Y son naturales tanto las imágenes geométricas como el movimiento del aire y el agua. Así, el ojo de Leonardo afina enormemente en todos cuantos aspectos se le ofrecen y los relaciona con fines prácticos, del mismo modo que estudia la conducta de los animales y las plantas, que también se mueven, siempre para llegar a una conclusión, cuanto menos, ejemplar. Entre unas cosas y otras recoge, junto a sus descubrimientos, saberes tradicionales, llevándolos a sus máximas consecuencias. Fábulas, bestiarios, alegorías, reflexiones, escritos estilísticamente cuidados, expresiones aforísticas, todo lo anota, porque así se fija y permite avanzar. Probablemente Leonardo encarna el ejemplo fundamental de lo que significan para el hombre la palabra y la escritura.

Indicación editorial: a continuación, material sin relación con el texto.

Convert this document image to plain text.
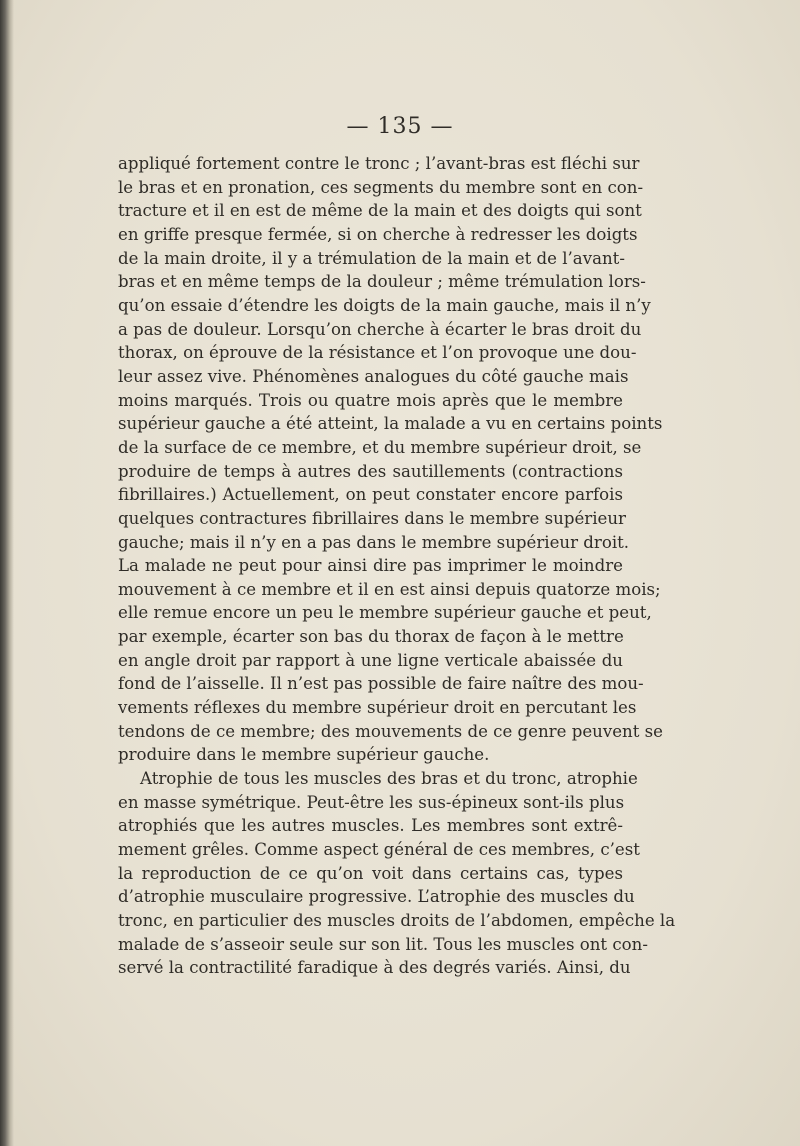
— 135 —
appliqué fortement contre le tronc ; l’avant-bras est fléchi sur
le bras et en pronation, ces segments du membre sont en con-
tracture et il en est de même de la main et des doigts qui sont
en griffe presque fermée, si on cherche à redresser les doigts
de la main droite, il y a trémulation de la main et de l’avant-
bras et en même temps de la douleur ; même trémulation lors-
qu’on essaie d’étendre les doigts de la main gauche, mais il n’y
a pas de douleur. Lorsqu’on cherche à écarter le bras droit du
thorax, on éprouve de la résistance et l’on provoque une dou-
leur assez vive. Phénomènes analogues du côté gauche mais
moins marqués. Trois ou quatre mois après que le membre
supérieur gauche a été atteint, la malade a vu en certains points
de la surface de ce membre, et du membre supérieur droit, se
produire de temps à autres des sautillements (contractions
fibrillaires.) Actuellement, on peut constater encore parfois
quelques contractures fibrillaires dans le membre supérieur
gauche; mais il n’y en a pas dans le membre supérieur droit.
La malade ne peut pour ainsi dire pas imprimer le moindre
mouvement à ce membre et il en est ainsi depuis quatorze mois;
elle remue encore un peu le membre supérieur gauche et peut,
par exemple, écarter son bas du thorax de façon à le mettre
en angle droit par rapport à une ligne verticale abaissée du
fond de l’aisselle. Il n’est pas possible de faire naître des mou-
vements réflexes du membre supérieur droit en percutant les
tendons de ce membre; des mouvements de ce genre peuvent se
produire dans le membre supérieur gauche.
Atrophie de tous les muscles des bras et du tronc, atrophie
en masse symétrique. Peut-être les sus-épineux sont-ils plus
atrophiés que les autres muscles. Les membres sont extrê-
mement grêles. Comme aspect général de ces membres, c’est
la reproduction de ce qu’on voit dans certains cas, types
d’atrophie musculaire progressive. L’atrophie des muscles du
tronc, en particulier des muscles droits de l’abdomen, empêche la
malade de s’asseoir seule sur son lit. Tous les muscles ont con-
servé la contractilité faradique à des degrés variés. Ainsi, du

Durante un largo periodo, tuve como libro de cabecera los dibujos de Leonardo, algunos de los cuales remitían a textos —yo conocía solo sus escritos sobre pintura—. Mi amistad con hispanistas y escritores italianos me había ido revelando el placer de leer en su lengua y lanzando a alguna traducción ocasional. En este hecho tuvo un papel muy importante el novelista Franco Tagliafierro. Delante de mi casa está la librería italiana. Pues bien, un día, sin pensarlo, bajé y compré todos los libros que había de textos de Leonardo da Vinci. Nada sabía entonces de sus fábulas y alegorías ni de sus reflexiones filosóficas. Me lancé a la lectura con entusiasmo. Había palabras que no comprendía, a pesar de lo cual empecé a traducir algún fragmento. Poco a poco, y en vista de que no había una coincidencia matemática en la presentación de los textos, los fui colocando unos junto a otros y estructuré un libro. Por suerte Franco tiene en su casa un diccionario de la lengua italiana en 21 tomos. Sin su ayuda mi impetuoso intento habría sido imposible. Esto le debo y mucho más, la alegre compañía que supone su generosidad. El resultado está en estas páginas. En cuanto al lector le pido perdón por mi osadía.

C. J.
El tratado de la pintura es uno de los textos más conocidos de Leonardo. En él su discípulo Giovanni Francesco Melzi reunió las reflexiones que a lo largo de su vida fue haciendo su maestro en torno a la pintura, desde un punto de vista material más que filosófico.  Es decir, sus ideas en torno a la luz, la perspectiva, los colores, la técnica en definitiva que debe dominar el autor de un cuadro.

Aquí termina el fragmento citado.